Flies are an obvious potential detriment in the food manufacturing and processing world. Not only are they annoying—they’re also plain disgusting. With six legs and only two wings, flies land often to take rest breaks, and they can leave behind a great deal of bacteria every time.
With that said, it’s obvious that having these airborne nuisances anywhere near your products raises major concerns for you, your customers and your employees. From food contamination to failed audits, the list of problems flies present isn’t a short one. That’s why it’s important to understand the different types of flies and the threats they pose to your business.
LARGE FLIES VS. SMALL FLIES
There are two primary types of flies: large and small. Both can threaten your operations, but each does so in different ways.
Some of the most common small flies are fruit flies, phorid flies and drain flies. If these flies are present, it usually means they’re living and breeding inside the facility—which also likely means you have an underlying sanitation deficiency.

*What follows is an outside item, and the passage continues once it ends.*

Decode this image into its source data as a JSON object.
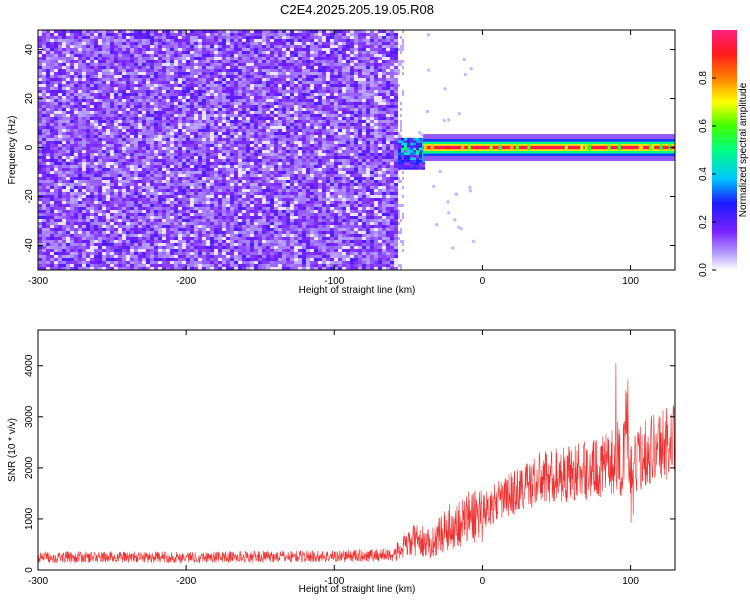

On the other hand, large flies—the most common of which include house flies and blow flies—are usually invaders from somewhere outside the facility. They can sneak in through open doors and are especially prevalent near livestock facilities and places where moist organic material is abundant (including garbage and composted plant material). These flies are also capable of migrating miles to bask in the appealing environment of your facility.
For both large and small flies, attraction to a facility may be related to odors, filth around the exterior or simply the structure that offers shelter, warm air exhaust and favorable protection from the elements.
READING THE SIGNS
Within the brisk hum of day-to-day operations, a fly problem may not be immediately apparent. It is important, however, to actively look for the signs of a burgeoning issue. Early awareness and intervention are key factors in helping prevent a small fly introduction from becoming an off-the-rails infestation.
Indicators that flies are setting up shop in your building include:
- An observable spike in fly sightings or fly trap captures throughout the facility.
- Fly trap captures deep within the facility or in a part of the building away from normal entrances.
The main takeaway here is that it’s a problem when any fly activity—small-scale or large-scale—becomes noticeable indoors or out.
DEFENSE & PREVENTION
The good news is, fly sightings can be preemptively stopped with proper prevention measures. For all types of flies, this means practicing proper exclusion: keeping doors closed and ensuring sanitation both indoors and out.
In addition, a particularly useful method for keeping large flies out is to install insect light traps (ILTs). These ILTs are designed for large flies first and foremost, although they have value for trapping many other insects as well. ILTs routinely capture pests that may not have been observed or detected otherwise.
Prevention and exclusion will of course look different at every facility. It’s best to consult with a pest management provider to assess your building’s unique situation and provide a comprehensive plan suited for your needs.
Sanitation by itself has limits, so pesticide, bait and/or efficient methods to decrease outdoor fly pressure may need to be explored. Granular baits for large flies can be scattered on the ground or used in different kinds of fly bait stations to attract and eliminate flies. In addition, spray solutions can be applied to many surfaces where flies roost or near building openings.
One newer method is bioremediation, which uses probiotic cleaning materials to deal with spillage and organic material buildup on surfaces. These treatments involve spraying areas with a foaming solution that will digest organic materials and leave the area fresh-smelling and no longer attractive to flies.
THE BOTTOM LINE
When it comes to keeping your food manufacturing or processing facility in top shape and audit-ready year- round, flies simply cannot be overlooked. With a pest management provider to help identify small fly species and breeding grounds, determine appropriate control methods and help eliminate your pest population, your facility will be better protected. That means you can get back to doing what you do best—running an effective operation and producing products that meet the standards of your customers.